Suzy shook her hair out, and what at first sand glued into a course crop became a billowy squadron of curls.

“Would you believe it was support?”

“I don’t follow,” Ollie said.

“I work for the place,” Suzy said. “I got called up here to find out what’s causing the sand to leak down. It’s hard to get upstairs, so I figured I’d start in here. And they’ve been dancing all night, so they took a break a while back, I got on the floor, rolled my ankle.”

“Why didn’t they help you?”

“Oh they did,” Suzy said. “They gave me their support. They offered me a safe space. They threw safety pins at me; I have no idea what that even means. They offered to fight anyone who called me names and got in my way.”

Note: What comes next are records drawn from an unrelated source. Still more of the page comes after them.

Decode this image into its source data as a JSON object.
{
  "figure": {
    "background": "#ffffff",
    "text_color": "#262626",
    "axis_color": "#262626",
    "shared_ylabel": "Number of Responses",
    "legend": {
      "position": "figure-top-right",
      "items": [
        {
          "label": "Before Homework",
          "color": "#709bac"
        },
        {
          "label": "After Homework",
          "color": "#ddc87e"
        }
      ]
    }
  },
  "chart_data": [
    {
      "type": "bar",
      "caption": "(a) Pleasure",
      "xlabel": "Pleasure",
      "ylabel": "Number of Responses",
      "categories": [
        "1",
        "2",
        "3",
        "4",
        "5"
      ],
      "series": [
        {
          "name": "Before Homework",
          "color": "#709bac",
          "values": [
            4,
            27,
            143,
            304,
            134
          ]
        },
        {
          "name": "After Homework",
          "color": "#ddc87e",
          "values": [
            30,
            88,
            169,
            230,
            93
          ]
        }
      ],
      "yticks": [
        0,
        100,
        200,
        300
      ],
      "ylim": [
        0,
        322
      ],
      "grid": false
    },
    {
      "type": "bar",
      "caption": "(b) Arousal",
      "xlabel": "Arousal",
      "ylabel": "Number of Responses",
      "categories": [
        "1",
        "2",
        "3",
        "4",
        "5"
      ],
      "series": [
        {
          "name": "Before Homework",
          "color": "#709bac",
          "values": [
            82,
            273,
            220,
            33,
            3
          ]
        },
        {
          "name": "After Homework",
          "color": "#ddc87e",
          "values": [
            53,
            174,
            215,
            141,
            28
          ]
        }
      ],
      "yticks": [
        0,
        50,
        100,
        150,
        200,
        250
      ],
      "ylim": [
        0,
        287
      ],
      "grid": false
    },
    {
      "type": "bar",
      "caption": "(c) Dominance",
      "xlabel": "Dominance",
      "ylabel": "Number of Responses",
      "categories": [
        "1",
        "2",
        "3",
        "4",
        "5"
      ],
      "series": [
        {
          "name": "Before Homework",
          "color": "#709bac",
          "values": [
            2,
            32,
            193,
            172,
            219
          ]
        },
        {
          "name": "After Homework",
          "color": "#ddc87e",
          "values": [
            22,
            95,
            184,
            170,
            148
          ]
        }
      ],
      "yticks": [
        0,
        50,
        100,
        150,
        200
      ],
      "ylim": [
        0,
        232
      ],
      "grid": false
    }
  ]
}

“Did you ask them for help off the floor?”

“I did. Nice at first. And after all that support, I told them the dance floor was closed until I could get up and figure out the sand situation. And they just walk back on the floor like I’m nothing, and they start this insults game, like I’m some opponent of theirs.”

Ollie laughed, wiped his forehead with a bandana he had in his back pocket, shook the sand out of his hair.

“Repugnant, exasperating, abject fool…”

“Why are they like that?” He said. “People are weird here, I don’t get them.”

Suzy pulled a mini-flashlight out of the pocket of her skirt. “It’s the sand. It’s post art. It used to be cool here. It was about personalities then, too, but it was about raw, you know, creating. There was a real discussion. You could just create whatever came from your mind, and sometimes people liked it, sometimes they agreed with it, and sometimes not, but the art was the art. Then someone brought in that fucking book, and they took it upstairs, and I don’t know what’s in that book, but now art has to take sides. And that’s why we’re in post-art. It’s all people, it’s all identity, it’s all aesthetic; that’s what the sand is, I think – pure aesthetic.”

Suzy grabbed a stick that was propped up on the far wall, away from the dancers. She tapped the ceiling, and a fresh stream of sand came down.

“Something killed art here,” she said, “and hid the resurrection root.”